Ermittler des Zolls haben am Donnerstag in Heilbronn Beschäftigte auf drei Großbaustellen kontrolliert. Mit der großangelegten und zehn Stunden dauernden Razzia sollten mögliche Schwarzarbeit sowie andere illegale Beschäftigung aufgedeckt werden, teilte das Hauptzollamt Heilbronn mit. Auf den Baustellen seien 182 Beschäftigte aus 40 Betrieben überprüft worden. Hinzu kamen Razzien auf kleineren Baustellen im Main-Tauber-Kreis und dem Kreis Schwäbisch Hall. Dort seien 85 Arbeitnehmer aus 36 Betrieben kontrolliert worden.

Den Angaben zufolge handelte es sich um die bundesweit dritte Großrazzia des Zolls in diesem Jahr zur Bekämpfung der Schwarzarbeit und der illegaler Beschäftigung.

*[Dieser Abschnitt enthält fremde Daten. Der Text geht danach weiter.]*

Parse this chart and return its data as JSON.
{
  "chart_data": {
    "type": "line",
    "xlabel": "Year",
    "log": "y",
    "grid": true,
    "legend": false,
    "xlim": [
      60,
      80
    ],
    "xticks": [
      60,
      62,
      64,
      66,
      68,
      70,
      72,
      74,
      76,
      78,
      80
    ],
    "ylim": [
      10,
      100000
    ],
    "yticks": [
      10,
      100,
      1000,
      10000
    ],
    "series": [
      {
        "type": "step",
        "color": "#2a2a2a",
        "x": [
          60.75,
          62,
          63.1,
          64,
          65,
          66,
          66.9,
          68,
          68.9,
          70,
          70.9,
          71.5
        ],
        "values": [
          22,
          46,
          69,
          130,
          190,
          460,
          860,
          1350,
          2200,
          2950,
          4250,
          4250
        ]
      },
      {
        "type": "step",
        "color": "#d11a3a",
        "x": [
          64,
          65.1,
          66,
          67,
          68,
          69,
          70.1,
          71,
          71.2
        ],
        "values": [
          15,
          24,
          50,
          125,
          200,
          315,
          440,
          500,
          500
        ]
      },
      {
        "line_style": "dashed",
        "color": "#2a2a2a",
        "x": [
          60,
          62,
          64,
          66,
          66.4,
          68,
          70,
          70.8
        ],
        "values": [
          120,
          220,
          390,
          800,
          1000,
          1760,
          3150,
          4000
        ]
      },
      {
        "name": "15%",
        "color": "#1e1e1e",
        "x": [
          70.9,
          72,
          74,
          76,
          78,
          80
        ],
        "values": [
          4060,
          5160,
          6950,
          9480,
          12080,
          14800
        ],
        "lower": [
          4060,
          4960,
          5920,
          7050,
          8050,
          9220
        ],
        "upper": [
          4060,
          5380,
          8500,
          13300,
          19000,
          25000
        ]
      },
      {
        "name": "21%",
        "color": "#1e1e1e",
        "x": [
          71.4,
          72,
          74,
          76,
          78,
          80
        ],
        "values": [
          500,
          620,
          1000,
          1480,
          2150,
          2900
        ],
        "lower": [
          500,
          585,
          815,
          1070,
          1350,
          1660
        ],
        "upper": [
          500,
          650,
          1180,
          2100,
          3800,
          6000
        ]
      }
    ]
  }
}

Weitere sollen folgen.

Bei 27 Beschäftigten gebe es Hinweise auf Unregelmäßigkeiten, hieß es. Dabei gehe es um mögliche Verstöße gegen die gesetzlichen Regeln des Mindestlohns, um mögliche Scheinselbstständigkeit sowie um nicht gezahlte Sozialbeiträge.